Too firm and I can’t move my neck in the morning.
(he tries a pillow, grabs his neck)
Ouch! No way!
BEA
We sleep with some good down models. We’ll put fresh cases on them and let you have them for the night.
F.X.R.
And, finally, this picture here over the bed.
The one of a babbling brook and a farmhouse.
F.X.R. (CONT’D)
It reminds me of a foster home I once spent an eternity in. Do you have some other painting we could hang?
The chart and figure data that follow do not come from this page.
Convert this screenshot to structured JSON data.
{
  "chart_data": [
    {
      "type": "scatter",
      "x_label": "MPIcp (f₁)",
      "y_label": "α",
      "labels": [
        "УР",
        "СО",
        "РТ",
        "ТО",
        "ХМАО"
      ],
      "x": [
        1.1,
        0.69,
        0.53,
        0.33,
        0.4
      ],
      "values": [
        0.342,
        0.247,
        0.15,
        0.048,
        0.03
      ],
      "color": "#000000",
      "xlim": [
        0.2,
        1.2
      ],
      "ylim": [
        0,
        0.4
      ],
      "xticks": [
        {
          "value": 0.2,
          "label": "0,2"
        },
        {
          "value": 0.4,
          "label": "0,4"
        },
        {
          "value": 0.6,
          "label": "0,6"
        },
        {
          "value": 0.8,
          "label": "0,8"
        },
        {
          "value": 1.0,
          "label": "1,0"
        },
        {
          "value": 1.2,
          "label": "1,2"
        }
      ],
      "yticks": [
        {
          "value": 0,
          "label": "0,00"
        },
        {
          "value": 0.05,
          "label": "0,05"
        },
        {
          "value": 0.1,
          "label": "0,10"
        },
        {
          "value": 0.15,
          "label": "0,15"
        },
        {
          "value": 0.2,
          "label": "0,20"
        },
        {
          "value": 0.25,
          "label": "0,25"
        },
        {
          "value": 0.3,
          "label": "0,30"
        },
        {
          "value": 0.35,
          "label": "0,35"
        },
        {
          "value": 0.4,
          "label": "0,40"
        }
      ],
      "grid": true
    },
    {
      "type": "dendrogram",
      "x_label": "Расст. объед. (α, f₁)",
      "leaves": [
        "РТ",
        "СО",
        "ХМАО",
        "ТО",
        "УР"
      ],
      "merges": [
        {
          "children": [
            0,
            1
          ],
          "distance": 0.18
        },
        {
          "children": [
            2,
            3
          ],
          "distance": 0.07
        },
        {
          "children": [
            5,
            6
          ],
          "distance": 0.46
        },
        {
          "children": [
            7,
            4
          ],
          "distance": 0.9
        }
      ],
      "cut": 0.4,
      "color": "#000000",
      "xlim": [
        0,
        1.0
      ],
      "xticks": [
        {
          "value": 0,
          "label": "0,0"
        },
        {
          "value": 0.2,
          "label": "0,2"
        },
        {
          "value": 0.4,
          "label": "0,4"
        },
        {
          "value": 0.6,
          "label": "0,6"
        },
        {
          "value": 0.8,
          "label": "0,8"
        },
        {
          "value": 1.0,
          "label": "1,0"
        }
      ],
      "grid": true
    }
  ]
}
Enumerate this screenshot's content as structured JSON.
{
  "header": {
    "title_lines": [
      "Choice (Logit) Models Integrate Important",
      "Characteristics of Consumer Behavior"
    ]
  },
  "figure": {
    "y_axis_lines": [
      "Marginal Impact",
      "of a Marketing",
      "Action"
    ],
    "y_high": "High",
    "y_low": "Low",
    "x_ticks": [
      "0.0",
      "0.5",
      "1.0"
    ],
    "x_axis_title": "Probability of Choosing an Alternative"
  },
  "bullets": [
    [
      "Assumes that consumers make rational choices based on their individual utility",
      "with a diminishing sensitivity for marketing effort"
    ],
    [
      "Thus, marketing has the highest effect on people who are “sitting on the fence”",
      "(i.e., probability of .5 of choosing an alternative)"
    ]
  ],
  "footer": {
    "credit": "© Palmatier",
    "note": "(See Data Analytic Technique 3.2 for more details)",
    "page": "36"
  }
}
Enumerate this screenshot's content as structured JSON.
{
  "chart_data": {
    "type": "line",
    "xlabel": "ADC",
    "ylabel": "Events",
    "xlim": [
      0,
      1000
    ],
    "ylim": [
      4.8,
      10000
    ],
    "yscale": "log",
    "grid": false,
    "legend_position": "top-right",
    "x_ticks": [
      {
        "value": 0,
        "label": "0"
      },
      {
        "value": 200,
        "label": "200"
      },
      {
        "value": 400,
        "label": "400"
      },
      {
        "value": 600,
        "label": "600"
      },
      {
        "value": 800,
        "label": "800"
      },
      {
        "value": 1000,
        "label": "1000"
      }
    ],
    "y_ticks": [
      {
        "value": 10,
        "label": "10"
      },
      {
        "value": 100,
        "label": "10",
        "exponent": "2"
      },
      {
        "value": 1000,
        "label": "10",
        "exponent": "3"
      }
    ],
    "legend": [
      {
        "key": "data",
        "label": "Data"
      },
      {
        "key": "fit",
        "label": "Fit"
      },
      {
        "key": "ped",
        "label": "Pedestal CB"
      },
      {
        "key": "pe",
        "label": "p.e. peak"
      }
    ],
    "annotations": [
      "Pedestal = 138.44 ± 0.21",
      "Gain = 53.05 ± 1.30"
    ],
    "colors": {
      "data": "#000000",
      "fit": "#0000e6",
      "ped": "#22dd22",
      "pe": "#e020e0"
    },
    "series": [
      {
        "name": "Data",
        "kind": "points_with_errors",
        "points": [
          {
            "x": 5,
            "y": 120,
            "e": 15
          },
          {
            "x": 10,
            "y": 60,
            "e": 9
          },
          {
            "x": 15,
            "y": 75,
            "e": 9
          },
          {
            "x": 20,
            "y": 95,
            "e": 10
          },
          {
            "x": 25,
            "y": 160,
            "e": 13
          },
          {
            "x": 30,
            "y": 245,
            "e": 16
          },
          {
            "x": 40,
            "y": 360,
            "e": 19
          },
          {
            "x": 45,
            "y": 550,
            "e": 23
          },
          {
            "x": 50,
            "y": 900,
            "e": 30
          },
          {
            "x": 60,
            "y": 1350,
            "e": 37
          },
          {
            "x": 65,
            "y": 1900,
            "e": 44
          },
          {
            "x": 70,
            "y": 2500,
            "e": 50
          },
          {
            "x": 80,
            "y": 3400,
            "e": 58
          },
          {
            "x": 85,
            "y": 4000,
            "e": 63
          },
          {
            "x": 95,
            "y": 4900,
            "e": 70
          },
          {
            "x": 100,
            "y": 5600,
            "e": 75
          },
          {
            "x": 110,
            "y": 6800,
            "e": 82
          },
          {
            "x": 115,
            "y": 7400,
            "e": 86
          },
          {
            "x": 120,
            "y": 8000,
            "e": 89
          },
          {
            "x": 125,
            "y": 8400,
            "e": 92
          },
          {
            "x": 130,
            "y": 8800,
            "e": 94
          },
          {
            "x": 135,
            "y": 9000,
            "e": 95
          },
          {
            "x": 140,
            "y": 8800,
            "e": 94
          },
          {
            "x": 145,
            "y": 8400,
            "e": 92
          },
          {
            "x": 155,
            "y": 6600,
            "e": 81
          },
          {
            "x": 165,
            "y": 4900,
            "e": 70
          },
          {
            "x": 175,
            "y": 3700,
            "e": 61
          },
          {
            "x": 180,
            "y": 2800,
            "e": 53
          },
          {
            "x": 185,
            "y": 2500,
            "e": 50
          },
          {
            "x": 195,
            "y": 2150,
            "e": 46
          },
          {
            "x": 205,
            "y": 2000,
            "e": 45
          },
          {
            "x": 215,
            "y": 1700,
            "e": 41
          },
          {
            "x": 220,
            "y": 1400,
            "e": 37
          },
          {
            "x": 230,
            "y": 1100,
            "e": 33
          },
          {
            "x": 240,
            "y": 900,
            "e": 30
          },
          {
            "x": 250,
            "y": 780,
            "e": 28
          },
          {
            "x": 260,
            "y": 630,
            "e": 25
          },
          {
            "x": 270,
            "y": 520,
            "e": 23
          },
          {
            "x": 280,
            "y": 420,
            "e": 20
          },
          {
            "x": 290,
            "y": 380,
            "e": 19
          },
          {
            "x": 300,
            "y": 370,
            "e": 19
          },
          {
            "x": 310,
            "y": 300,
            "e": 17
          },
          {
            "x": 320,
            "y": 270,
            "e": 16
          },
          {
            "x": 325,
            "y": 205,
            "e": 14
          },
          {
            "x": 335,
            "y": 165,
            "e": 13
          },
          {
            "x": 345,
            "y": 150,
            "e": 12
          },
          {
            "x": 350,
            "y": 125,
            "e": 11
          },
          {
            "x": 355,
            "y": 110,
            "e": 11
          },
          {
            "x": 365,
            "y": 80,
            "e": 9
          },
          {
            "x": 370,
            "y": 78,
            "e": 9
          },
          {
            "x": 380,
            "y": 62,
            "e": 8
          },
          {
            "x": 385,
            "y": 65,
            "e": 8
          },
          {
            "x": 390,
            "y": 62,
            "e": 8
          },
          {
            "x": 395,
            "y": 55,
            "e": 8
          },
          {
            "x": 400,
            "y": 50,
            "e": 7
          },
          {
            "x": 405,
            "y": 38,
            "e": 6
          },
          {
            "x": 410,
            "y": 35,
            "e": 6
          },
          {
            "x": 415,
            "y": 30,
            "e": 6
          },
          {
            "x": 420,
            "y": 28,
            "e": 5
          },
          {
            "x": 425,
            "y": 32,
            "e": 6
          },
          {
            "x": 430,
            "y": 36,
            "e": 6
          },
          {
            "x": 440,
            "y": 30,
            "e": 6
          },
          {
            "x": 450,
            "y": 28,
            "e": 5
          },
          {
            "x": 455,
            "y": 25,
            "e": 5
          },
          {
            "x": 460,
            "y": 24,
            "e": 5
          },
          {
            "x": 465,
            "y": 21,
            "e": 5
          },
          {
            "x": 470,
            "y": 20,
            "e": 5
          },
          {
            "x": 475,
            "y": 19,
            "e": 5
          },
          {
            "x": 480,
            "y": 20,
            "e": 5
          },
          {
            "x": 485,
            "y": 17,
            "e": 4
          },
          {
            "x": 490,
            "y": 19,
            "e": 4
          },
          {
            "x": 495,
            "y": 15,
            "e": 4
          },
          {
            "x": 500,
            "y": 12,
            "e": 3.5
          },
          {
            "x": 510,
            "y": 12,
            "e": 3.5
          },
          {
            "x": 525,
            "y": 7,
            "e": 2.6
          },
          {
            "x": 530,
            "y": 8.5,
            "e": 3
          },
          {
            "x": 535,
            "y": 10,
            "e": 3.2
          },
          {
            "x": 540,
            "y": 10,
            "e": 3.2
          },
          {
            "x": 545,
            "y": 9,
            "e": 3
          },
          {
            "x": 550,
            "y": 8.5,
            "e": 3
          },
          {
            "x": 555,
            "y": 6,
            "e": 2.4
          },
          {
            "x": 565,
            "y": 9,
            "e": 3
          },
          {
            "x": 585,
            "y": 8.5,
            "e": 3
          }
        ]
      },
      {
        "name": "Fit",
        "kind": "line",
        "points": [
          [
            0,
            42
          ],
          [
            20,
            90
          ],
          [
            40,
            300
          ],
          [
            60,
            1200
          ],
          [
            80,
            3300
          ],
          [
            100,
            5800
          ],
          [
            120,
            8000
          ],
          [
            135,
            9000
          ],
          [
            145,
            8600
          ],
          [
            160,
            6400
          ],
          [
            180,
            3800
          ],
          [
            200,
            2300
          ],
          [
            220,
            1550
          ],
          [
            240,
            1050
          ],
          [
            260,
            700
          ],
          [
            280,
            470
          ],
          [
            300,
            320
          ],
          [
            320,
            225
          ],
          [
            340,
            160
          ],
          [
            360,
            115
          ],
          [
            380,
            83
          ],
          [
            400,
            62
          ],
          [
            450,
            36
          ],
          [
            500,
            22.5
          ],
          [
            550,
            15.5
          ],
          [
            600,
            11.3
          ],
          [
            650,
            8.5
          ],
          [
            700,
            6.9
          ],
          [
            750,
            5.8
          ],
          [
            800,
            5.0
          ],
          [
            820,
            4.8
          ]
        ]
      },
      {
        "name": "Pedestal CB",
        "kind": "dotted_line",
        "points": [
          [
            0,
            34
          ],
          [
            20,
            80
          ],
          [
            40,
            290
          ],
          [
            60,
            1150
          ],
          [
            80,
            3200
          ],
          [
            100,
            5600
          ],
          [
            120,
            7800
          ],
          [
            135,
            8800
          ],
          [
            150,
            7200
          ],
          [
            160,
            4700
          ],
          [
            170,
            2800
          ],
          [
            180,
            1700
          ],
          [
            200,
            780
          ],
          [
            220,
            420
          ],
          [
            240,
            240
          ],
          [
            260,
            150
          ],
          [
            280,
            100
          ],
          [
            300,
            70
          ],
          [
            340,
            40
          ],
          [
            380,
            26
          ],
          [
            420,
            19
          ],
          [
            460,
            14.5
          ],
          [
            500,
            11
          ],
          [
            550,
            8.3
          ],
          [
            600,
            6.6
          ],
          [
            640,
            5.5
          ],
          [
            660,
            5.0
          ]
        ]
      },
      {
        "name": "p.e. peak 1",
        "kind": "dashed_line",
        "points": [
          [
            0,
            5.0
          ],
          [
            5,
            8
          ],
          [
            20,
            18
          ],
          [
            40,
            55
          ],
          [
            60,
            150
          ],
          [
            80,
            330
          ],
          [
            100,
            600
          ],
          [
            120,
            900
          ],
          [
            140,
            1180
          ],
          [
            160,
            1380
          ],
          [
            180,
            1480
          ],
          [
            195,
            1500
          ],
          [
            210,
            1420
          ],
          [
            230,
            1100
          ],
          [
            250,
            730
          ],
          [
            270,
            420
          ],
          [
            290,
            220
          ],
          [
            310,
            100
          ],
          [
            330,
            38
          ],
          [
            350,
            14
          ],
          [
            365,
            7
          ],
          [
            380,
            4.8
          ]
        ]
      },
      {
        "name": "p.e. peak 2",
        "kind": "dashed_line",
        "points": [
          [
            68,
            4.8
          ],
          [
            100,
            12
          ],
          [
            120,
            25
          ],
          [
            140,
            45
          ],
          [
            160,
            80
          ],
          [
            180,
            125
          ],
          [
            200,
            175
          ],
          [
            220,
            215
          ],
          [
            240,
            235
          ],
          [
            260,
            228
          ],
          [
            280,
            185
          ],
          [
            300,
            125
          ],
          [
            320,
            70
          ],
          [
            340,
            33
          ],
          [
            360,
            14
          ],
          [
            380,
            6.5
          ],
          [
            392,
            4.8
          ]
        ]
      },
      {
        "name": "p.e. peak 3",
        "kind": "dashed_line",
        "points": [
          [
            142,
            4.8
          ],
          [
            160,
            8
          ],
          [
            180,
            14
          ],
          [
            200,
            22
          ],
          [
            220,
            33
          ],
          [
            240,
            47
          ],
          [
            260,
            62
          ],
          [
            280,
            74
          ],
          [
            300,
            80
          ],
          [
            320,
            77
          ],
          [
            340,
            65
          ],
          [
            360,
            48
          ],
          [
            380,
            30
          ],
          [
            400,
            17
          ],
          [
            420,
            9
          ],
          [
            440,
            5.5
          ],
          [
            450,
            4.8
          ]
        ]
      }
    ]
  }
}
Ms. Mercury mouths the words “foster home”?
PHIL
Room twelve has one with some ducks.
F.X.R.
I have a fear of waterfowl.
PHIL
There’s one with some wagon wheels on it in Eight.
MS. MERCURY
Wagon wheels? Why paint wagon wheels? I don’t understand.
PHIL
There’s a clown face in Room Thirteen.
No way. The thought makes F.X.R. shudder.
BEA
How about we just remove all the artwork?
F.X.R.
Problem solved.
CUT TO:
INT. MOTEL ROOM—DAY
Later. Phil is moving in a new mattress. Ms. Mercury is marveling at the softness of the bath towels, and Bea is putting pillowcases on the borrowed pillows.
MS. MERCURY
(completely amazed)
What do you use to make this towel so soft? It’s like mink!
BEA
I just wash ’em, honey. Then I hang them out to dry.
MS. MERCURY
I can’t wait to take a shower!
BEA
When you do, let the hot water run. It takes a while.
F.X.R.
Okay. Last item. How does a soul get nourishment around here?
PHIL
Used to be a cafe right across the road. Truman’s, it was called. Great pie. Even better pot roast. Closed in 1991.
BEA
Fast-food places over in Chesterton. Thirty-six miles as the crow flies.
PHIL
I’d rather eat crow than fast food in Chesterton.
MS. MERCURY
Just as well. We’re stuck here. The car blew its oxyspoiler.
PHIL
(remembering, and bolting)
I gotta call Tommy Boyer!
As he leaves…
MS. MERCURY
Any chance of room service?
BEA
If you don’t mind getting your hands a little dirty.
CUT TO:
EXT. BACK OF MOTEL—LATER
A mini-farm. Complete with henhouse and garden. Beautifully kept. Bea is expertly inspecting vegetables while Ms. Mercury tries to get tomatoes off a vine.